There are concerns that interpretation of these provisions may lead to satellite litigation. There is also a real likelihood that this rule, with its high threshold and levels of discretion, could result in the same case being fought on two separate fronts, with the associated risks of two inconsistent judgments being handed down.
Exclusion of arbitration and arbitration related proceedings
The Old Regulation stated that “The regulation shall not apply to arbitration” and nothing more. However, this apparently simple statement was eroded by subsequent case law such that the jurisdiction of Member State Courts to deal with proceedings concerning arbitration disputes was unclear and itself the subject of satellite litigation.
The Recast Regulation makes the position clear (albeit in the recitals rather than the articles of the Regulation): It does not apply to arbitration itself (including claims about the establishment or powers of an arbitration tribunal; the conduct of the arbitration or the decision of awards of the arbitration, including appeals.) Member State Courts are not prevented from referring the parties to arbitration or determining that an arbitration clause is null and void, but that decision itself will not be subject to the provisions of the Recast Regulation. This means that any Member State Court can reach these decisions without having to defer to proceedings on the same issue commenced in any other Member Court, thereby preventing any risk of a “torpedo” action in another Member State Court on the preliminary issue of the validity arbitration agreement.
Simplification of reciprocal recognition and enforcement of Member State judgments
The Old Regulation specified the regime for the reciprocal recognition and enforcement of judgments between Member State Courts.

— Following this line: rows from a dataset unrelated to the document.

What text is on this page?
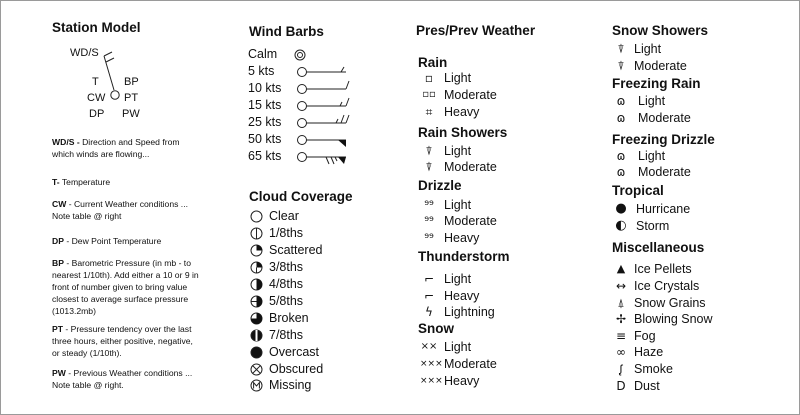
Station Model
WD/S
T BP
CW PT
DP PW
WD/S - Direction and Speed from which winds are flowing...
T- Temperature
CW - Current Weather conditions ... Note table @ right
DP - Dew Point Temperature
BP - Barometric Pressure (in mb - to nearest 1/10th). Add either a 10 or 9 in front of number given to bring value closest to average surface pressure (1013.2mb)
PT - Pressure tendency over the last three hours, either positive, negative, or steady (1/10th).
PW - Previous Weather conditions ... Note table @ right.
Wind Barbs
Calm
5 kts
10 kts
15 kts
25 kts
50 kts
65 kts
Cloud Coverage
Clear
1/8ths
Scattered
3/8ths
4/8ths
5/8ths
Broken
7/8ths
Overcast
Obscured
Missing
Pres/Prev Weather
Rain
▫ Light
▫▫ Moderate
⌗ Heavy
Rain Showers
⍒ Light
⍒ Moderate
Drizzle
⁹⁹ Light
⁹⁹ Moderate
⁹⁹ Heavy
Thunderstorm
⌐ Light
⌐ Heavy
ϟ Lightning
Snow
×× Light
××× Moderate
××× Heavy
Snow Showers
⍒ Light
⍒ Moderate
Freezing Rain
ɷ	Light
ɷ	Moderate
Freezing Drizzle
ɷ	Light
ɷ	Moderate
Tropical
● Hurricane
◐ Storm
Miscellaneous
▲ Ice Pellets
↔ Ice Crystals
⍋ Snow Grains
✢ Blowing Snow
≡ Fog
∞ Haze
ᶘ Smoke
D Dust
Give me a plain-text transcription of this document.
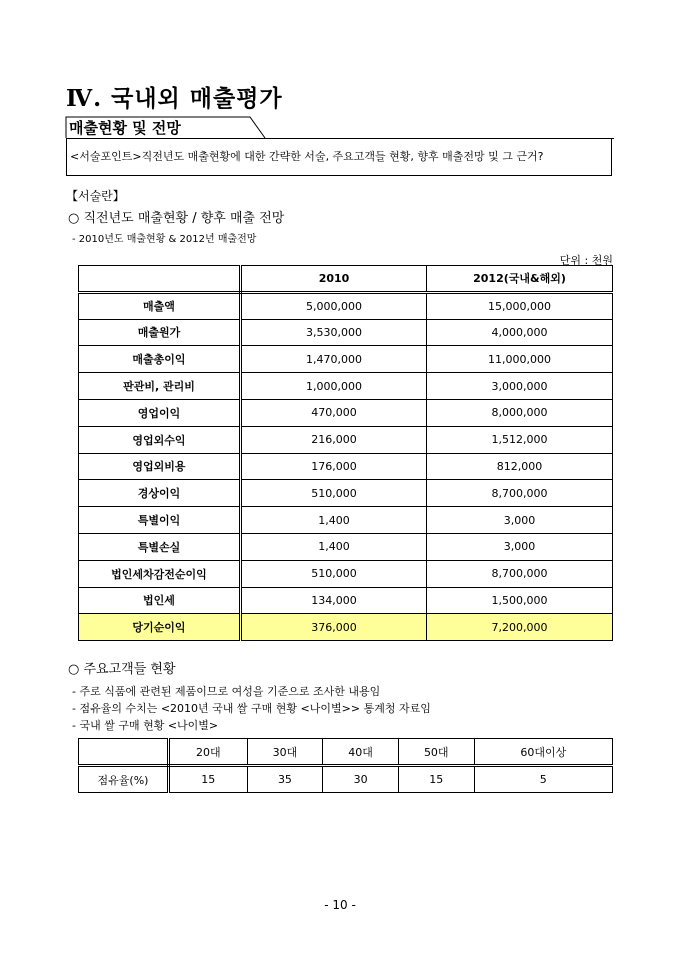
Ⅳ. 국내외 매출평가
매출현황 및 전망
<서술포인트>직전년도 매출현황에 대한 간략한 서술, 주요고객들 현황, 향후 매출전망 및 그 근거?
【서술란】
○ 직전년도 매출현황 / 향후 매출 전망
- 2010년도 매출현황 & 2012년 매출전망
단위 : 천원
	2010	2012(국내&해외)
매출액	5,000,000	15,000,000
매출원가	3,530,000	4,000,000
매출총이익	1,470,000	11,000,000
판관비, 관리비	1,000,000	3,000,000
영업이익	470,000	8,000,000
영업외수익	216,000	1,512,000
영업외비용	176,000	812,000
경상이익	510,000	8,700,000
특별이익	1,400	3,000
특별손실	1,400	3,000
법인세차감전순이익	510,000	8,700,000
법인세	134,000	1,500,000
당기순이익	376,000	7,200,000
○ 주요고객들 현황
- 주로 식품에 관련된 제품이므로 여성을 기준으로 조사한 내용임
- 점유율의 수치는 <2010년 국내 쌀 구매 현황 <나이별>> 통계청 자료임
- 국내 쌀 구매 현황 <나이별>
	20대	30대	40대	50대	60대이상
점유율(%)	15	35	30	15	5
- 10 -
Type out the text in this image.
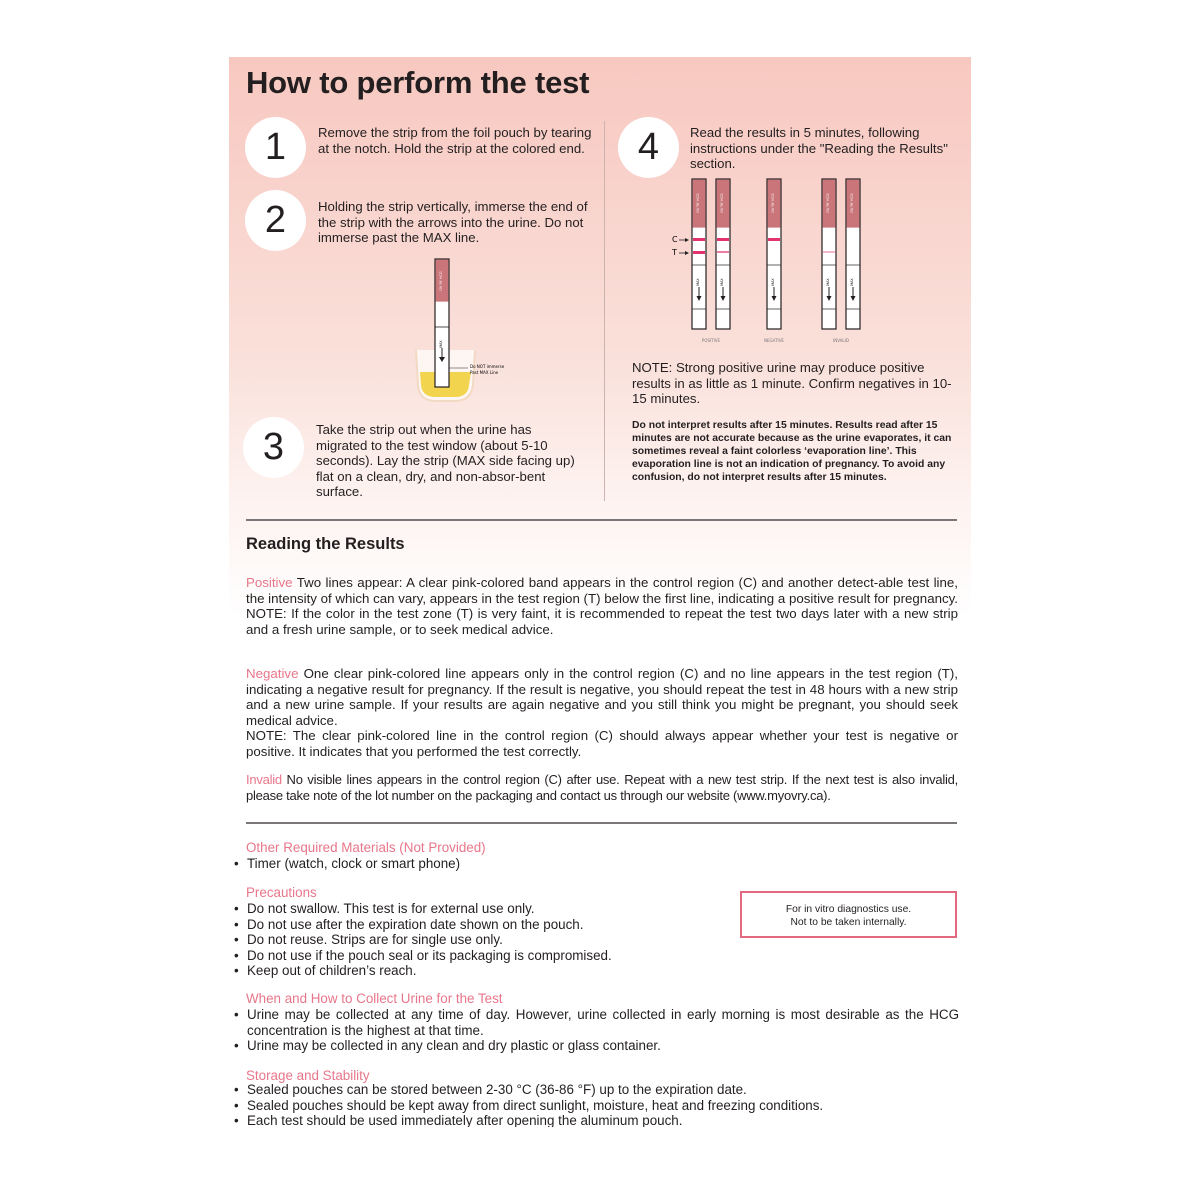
How to perform the test
1	Remove the strip from the foil pouch by tearing at the notch. Hold the strip at the colored end.
2	Holding the strip vertically, immerse the end of the strip with the arrows into the urine. Do not immerse past the MAX line.
3	Take the strip out when the urine has migrated to the test window (about 5-10 seconds). Lay the strip (MAX side facing up) flat on a clean, dry, and non-absor-bent surface.
4	Read the results in 5 minutes, following instructions under the "Reading the Results" section.
OV RY HCG
MAX
Do NOT immerse
Past MAX Line
C
T
OV RY HCG
MAX
OV RY HCG
MAX
OV RY HCG
MAX
OV RY HCG
MAX
OV RY HCG
MAX
POSITIVE	NEGATIVE	INVALID
NOTE: Strong positive urine may produce positive results in as little as 1 minute. Confirm negatives in 10-15 minutes.
Do not interpret results after 15 minutes. Results read after 15 minutes are not accurate because as the urine evaporates, it can sometimes reveal a faint colorless ‘evaporation line’. This evaporation line is not an indication of pregnancy. To avoid any confusion, do not interpret results after 15 minutes.
Reading the Results
Positive Two lines appear: A clear pink-colored band appears in the control region (C) and another detect-able test line, the intensity of which can vary, appears in the test region (T) below the first line, indicating a positive result for pregnancy.
NOTE: If the color in the test zone (T) is very faint, it is recommended to repeat the test two days later with a new strip and a fresh urine sample, or to seek medical advice.
Negative One clear pink-colored line appears only in the control region (C) and no line appears in the test region (T), indicating a negative result for pregnancy. If the result is negative, you should repeat the test in 48 hours with a new strip and a new urine sample. If your results are again negative and you still think you might be pregnant, you should seek medical advice.
NOTE: The clear pink-colored line in the control region (C) should always appear whether your test is negative or positive. It indicates that you performed the test correctly.
Invalid No visible lines appears in the control region (C) after use. Repeat with a new test strip. If the next test is also invalid, please take note of the lot number on the packaging and contact us through our website (www.myovry.ca).
Other Required Materials (Not Provided)
• Timer (watch, clock or smart phone)
Precautions
• Do not swallow. This test is for external use only.
• Do not use after the expiration date shown on the pouch.
• Do not reuse. Strips are for single use only.
• Do not use if the pouch seal or its packaging is compromised.
• Keep out of children’s reach.
For in vitro diagnostics use.
Not to be taken internally.
When and How to Collect Urine for the Test
• Urine may be collected at any time of day. However, urine collected in early morning is most desirable as the HCG concentration is the highest at that time.
• Urine may be collected in any clean and dry plastic or glass container.
Storage and Stability
• Sealed pouches can be stored between 2-30 °C (36-86 °F) up to the expiration date.
• Sealed pouches should be kept away from direct sunlight, moisture, heat and freezing conditions.
• Each test should be used immediately after opening the aluminum pouch.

The position as regards the recognition of a judgment given by a Member State Court has not changed under the Recast Regulation: it must be recognised in all other Member States without any special procedure being required except in certain limited grounds where such recognition would be inconsistent with the public policy of the Member State in question.
However, the procedure for the enforcement of judgments has been simplified. Under the Old Regulation, it was necessary for a judgment creditor to apply as a preliminary step to the Court of the Member State in which he wanted to enforce for that judgment to be declared enforceable, a process known as exequatur. The process was largely administrative in nature, but often resulted in a delay (and further costs being incurred) before the judgment creditor could effectively enforce the judgment.
The Recast Regulation simply requires the judgment creditor to present a copy of the judgment in question together with a completed standard form certificate (albeit a rather long winded one) at the enforcing Court in order to proceed with the chosen method of enforcement. Safeguards remain in place, as the Court can refuse enforcement for public policy reasons or if the claim was not properly served in the original proceedings. However, the onus is now on the judgment debtor to apply to Court to oppose enforcement.
The Recast Regulation is a case of evolution rather than revolution, intended to deal with practical issues arising out of the application of the Old Regulation. It has provided further clarity to the enforcement of jurisdiction agreements within Member States, although there has been some criticism that there are unresolved issues in relation to claims which are commenced outside of Member States.